As it turns out, Daniel Kahne, of Princeton University, and Jon Thorson, of the University of Wisconsin, had each developed multiple forms of two main classes of sugar-donating substrates. The HMS researchers exposed each of these glucose derivatives to GtfE, which was known to transfer sugars to a critical spot on the vancomycin scaffold. The parings were remarkably successful.

“We found we could use GtfE to transfer any of these glucose derivatives to the vancomycin and teicoplanin scaffolds,” said Losey.
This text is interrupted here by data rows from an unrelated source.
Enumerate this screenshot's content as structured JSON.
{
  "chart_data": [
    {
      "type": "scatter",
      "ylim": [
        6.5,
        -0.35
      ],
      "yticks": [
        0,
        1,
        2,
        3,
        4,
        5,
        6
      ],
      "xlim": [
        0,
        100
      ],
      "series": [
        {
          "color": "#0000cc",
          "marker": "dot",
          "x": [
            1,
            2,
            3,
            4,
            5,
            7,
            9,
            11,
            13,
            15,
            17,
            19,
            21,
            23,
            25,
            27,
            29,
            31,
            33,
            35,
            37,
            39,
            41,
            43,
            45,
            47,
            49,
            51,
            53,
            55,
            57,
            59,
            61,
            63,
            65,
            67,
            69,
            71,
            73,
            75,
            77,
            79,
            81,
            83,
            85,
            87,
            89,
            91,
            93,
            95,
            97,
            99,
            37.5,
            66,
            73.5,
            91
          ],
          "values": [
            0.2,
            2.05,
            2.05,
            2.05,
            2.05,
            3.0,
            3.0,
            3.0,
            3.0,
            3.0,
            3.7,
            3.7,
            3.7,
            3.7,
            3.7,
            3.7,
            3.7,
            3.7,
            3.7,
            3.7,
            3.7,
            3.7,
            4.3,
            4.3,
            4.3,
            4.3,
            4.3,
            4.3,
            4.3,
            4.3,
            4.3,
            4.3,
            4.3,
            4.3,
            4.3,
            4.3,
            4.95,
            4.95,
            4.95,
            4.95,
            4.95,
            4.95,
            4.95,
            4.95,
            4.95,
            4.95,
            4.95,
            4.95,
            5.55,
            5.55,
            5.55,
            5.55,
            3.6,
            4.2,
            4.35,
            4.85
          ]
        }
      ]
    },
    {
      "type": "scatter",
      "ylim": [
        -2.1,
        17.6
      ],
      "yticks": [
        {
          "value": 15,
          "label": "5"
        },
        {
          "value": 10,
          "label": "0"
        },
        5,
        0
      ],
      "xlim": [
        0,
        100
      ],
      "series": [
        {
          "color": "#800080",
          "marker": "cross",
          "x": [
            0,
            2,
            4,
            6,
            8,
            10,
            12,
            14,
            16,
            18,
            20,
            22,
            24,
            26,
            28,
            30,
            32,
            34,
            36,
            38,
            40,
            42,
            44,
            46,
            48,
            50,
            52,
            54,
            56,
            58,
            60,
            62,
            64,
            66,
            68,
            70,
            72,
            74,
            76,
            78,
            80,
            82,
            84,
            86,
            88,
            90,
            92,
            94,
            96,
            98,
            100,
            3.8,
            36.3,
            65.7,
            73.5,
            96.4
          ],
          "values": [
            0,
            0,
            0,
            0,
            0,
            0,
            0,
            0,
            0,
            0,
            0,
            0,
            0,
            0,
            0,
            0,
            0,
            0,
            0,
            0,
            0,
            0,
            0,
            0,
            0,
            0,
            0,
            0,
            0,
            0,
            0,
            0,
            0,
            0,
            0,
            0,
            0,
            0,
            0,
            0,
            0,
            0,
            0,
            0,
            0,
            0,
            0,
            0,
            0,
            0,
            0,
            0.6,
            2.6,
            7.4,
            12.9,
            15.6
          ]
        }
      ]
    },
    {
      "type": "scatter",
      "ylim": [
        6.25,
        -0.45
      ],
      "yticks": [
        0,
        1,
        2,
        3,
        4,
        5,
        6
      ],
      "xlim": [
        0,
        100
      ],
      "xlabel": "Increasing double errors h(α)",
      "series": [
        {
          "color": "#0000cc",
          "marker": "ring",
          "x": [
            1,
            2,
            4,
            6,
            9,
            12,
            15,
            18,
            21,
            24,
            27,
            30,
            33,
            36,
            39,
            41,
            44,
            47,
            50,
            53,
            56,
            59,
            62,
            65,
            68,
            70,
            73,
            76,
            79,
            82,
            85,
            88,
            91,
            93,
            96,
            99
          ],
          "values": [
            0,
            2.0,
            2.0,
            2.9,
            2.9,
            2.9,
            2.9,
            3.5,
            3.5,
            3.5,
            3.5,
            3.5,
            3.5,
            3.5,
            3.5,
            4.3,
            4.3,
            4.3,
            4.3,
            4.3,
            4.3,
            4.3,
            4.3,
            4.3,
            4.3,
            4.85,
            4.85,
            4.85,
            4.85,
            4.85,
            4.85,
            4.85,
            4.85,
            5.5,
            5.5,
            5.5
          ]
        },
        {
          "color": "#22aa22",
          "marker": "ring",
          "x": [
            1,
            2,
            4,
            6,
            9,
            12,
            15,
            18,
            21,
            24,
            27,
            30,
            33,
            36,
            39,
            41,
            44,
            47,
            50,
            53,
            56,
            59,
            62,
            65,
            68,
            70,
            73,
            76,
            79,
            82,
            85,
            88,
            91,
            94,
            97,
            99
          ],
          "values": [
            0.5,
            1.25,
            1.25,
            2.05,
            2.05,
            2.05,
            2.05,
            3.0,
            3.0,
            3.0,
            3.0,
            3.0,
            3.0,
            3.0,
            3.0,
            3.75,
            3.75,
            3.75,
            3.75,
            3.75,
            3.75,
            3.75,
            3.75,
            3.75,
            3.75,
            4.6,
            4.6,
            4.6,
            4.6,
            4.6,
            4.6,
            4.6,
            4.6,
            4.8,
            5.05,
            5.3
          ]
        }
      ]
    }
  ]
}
Using a second enzyme, GtfD, they were able to add additional sugars, creating disaccharide bonds that in turn provide sites for additional chemical groups.

“This shows the potential for in vitro synthesis using enzymes, not chemicals, to put derivatives of sugars on a teicoplanin and vancomycin scaffold,” said Losey.

Having taken the first steps towards creating oritavancin-like molecules in a test tube, Losey foresees the day when they may be made in bacteria.

“If we can go back and have the organisms somehow make these structures that we have shown are better, we should have an easy way of producing new antibiotics,” she said. Though still years away, getting bacteria to manufacture drugs that humans have designed is not in the realm of science fiction.